Omaggio a Ezio Bosso con il Quartetto ZerØ
“Forse la mia particolarità è quella di lottare.
Lotto ogni giorno affinché la musica sia patrimonio collettivo e non soltanto di pochi”.
Le mille e una vita di Ezio Bosso nel freddo e nel caldo che “gli strumenti ci tocca accordare”, sabato 13 novembre risuonano con il Quartetto ZerØ tra le volte di uno dei luoghi del cuore che imperterriti noi continuiamo a chiamare Maison Musique e che adesso porta il nome di Circolo della Musica.
L’ex mattatoio di Rivoli per una decina d’anni è stato il “fuoriporta” del Folk Club, il paradiso degli studiosi di tradizioni orali, il mondo fantastico del Musicarium di aggeggi impossibili fatti per suonare e raccolti dall’indimenticabile Franco Lucà. Ha riaperto dopo un lungo stop nel 2019 ed ora si riempie dei violini di Giacomo Agazzini (di Bosso complice in tanti frangenti) e Roberta Bua, la viola di Giorgia Lenzo e il violoncello di Claudia Ravetto. Uno scivolar sulle corde per rileggere i pentagrammi del Maestro diventato in breve un viaggio mistico e privilegiato per 120 viandanti (roba da overbooking in questi tempi marrani) verso uno sconosciuto altrove.
Una Bagna Caoda di note, toni e semitoni dalle Quattordici danze per bambini intorno a un buco della soundtrack di Io Non Ho Paura, compreso l’arrangiamento “bossiano” de l’Andante dal concerto in si♭M di Antonio Vivaldi.
A ruota segue il gioiello di Emily Dickinson Who Cares About The Bluebird Sing, tributo ad una poetessa da troppi citata e da pochi capita. Indossare la pelle degli altri è una delle magie della musica di Bosso: come Bluebird, una cinciallegra, canta la sua gioia a nessuno, così l’artista compone prima di tutto per sé stesso. Xico, lo scapigliato bassista degli Statuto, sta lì e se la ride, specie di satanello dispettoso a cui piazzeresti volentieri sopra basso, chitarra e batteria, così tanto per ricreare l’effetto Concerto Grosso per i New Trolls (che fa giusto 50 anni e una citazione la merita tutta).
Tra un brano e l’altro Agazzini, poi, regala il racconto di un’intimità preziosa, di concerti, registrazioni, di una casa di Monchiero con i quadri del pittore farmacista Pinot Gallizio e dell’amore di Anna Maria ed Ezio (che di Gallizio è anche la nipote).
Infinito Ezio, ancor più da quando un anno e mezzo fa si è fatto luce nella luce. Senza più gravità come quel Gagarin che “era un mio mito da bambino, avevo anche le sue figurine”. Il Gagarin di The Way of 1000 and One Comet, suite lunghissima che alla fine sembra durare un soffio.

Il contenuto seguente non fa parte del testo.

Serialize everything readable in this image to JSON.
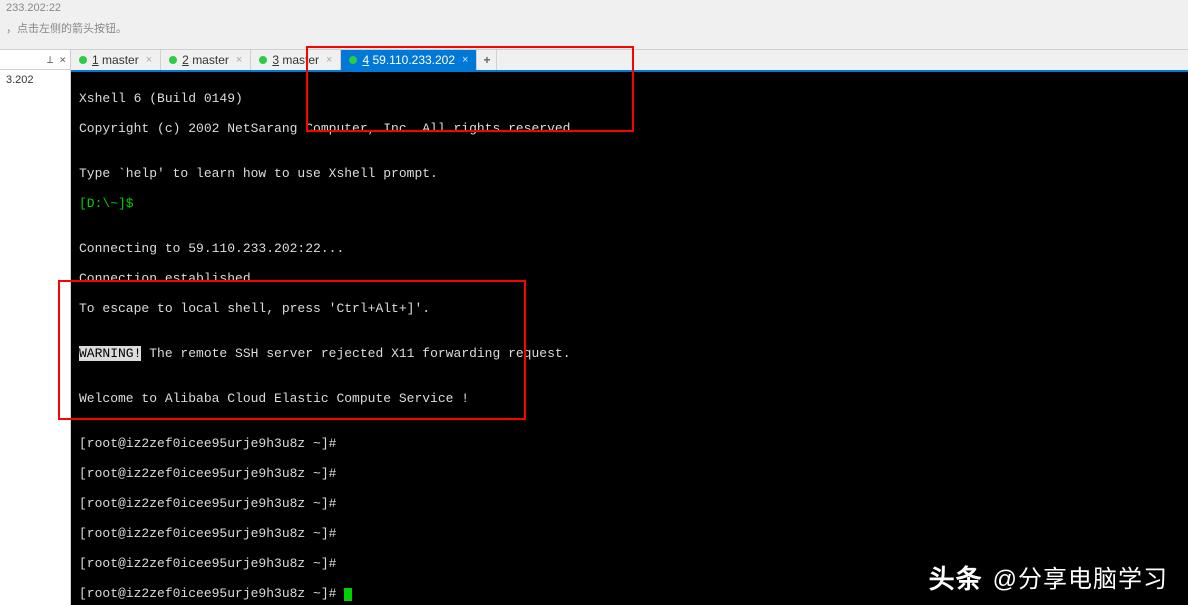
{
  "top": {
    "title": "233.202:22",
    "hint": "，点击左侧的箭头按钮。"
  },
  "leftPanel": {
    "pin": "⊥",
    "close": "×",
    "item": "3.202"
  },
  "tabs": [
    {
      "num": "1",
      "label": "master",
      "active": false
    },
    {
      "num": "2",
      "label": "master",
      "active": false
    },
    {
      "num": "3",
      "label": "master",
      "active": false
    },
    {
      "num": "4",
      "label": "59.110.233.202",
      "active": true
    }
  ],
  "tabAdd": "+",
  "terminal": {
    "l1": "Xshell 6 (Build 0149)",
    "l2": "Copyright (c) 2002 NetSarang Computer, Inc. All rights reserved.",
    "l3": "",
    "l4": "Type `help' to learn how to use Xshell prompt.",
    "prompt1": "[D:\\~]$ ",
    "l5": "",
    "l6": "Connecting to 59.110.233.202:22...",
    "l7": "Connection established.",
    "l8": "To escape to local shell, press 'Ctrl+Alt+]'.",
    "l9": "",
    "warn": "WARNING!",
    "l10": " The remote SSH server rejected X11 forwarding request.",
    "l11": "",
    "l12": "Welcome to Alibaba Cloud Elastic Compute Service !",
    "l13": "",
    "hostPrompt": "[root@iz2zef0icee95urje9h3u8z ~]# "
  },
  "watermark": {
    "logo": "头条",
    "text": "@分享电脑学习"
  }
}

Si resta sospesi, come quando due estati fa la sua bacchetta guidava i Carmina Burana di Orff e l’Arena di Verona spariva attorno a me, a Pierangela, a Stefano e a uno stuolo di pellegrini partiti per un’esperienza extrasensoriale. Pietra calda e millenaria sotto di noi, il cielo stellato sopra di noi e sul palco una carrozzina impazzita di gioia che schizzava da tutte le parti.
Si chiude con Music for The Lodger, la sonorizzazione del lungometraggio muto di Alfred Hitchcock (datato 1927) commissionata quindici anni fa dal Museo Nazionale del Cinema. Prima di Orson Welles, prima di Quarto Potere, 16mm di denuncia del “potere che ha la stampa nel condizionare l’opinione pubblica”.
La bellezza mette sete, ci vuole ancora bellezza, ecco il bis di The Arrival, ancora da The Lodger, e poi cerchi lo sguardo degli altri. Specchi siamo specchi e l’emozione si fa boato. Applausi per Ezio, per i “suoi” musici, per la rassegna Scene che li ha ospitati, per lo staff di Rivolimusica e di Filippo Bulfamante, successore di Andrea Maggiora nella direzione artistica della rassegna. Nel mare (e nel male) del banale e del precotto, riescono ad arrivare al centro del torace e della calotta cranica. Cuore e cervello, la musica non è figlia minore di un format televisivo. Il lavoro di tutto il gruppo organizzatore sta lì a dire che la cultura si fa con fatica, impegno, dedizione e poi anche, giustamente, promozione e tanti saluti alle fucine dei non talenti.
Una serata da chiudere brindando insieme, ad Ezio, svuotando calici colmi di vermut.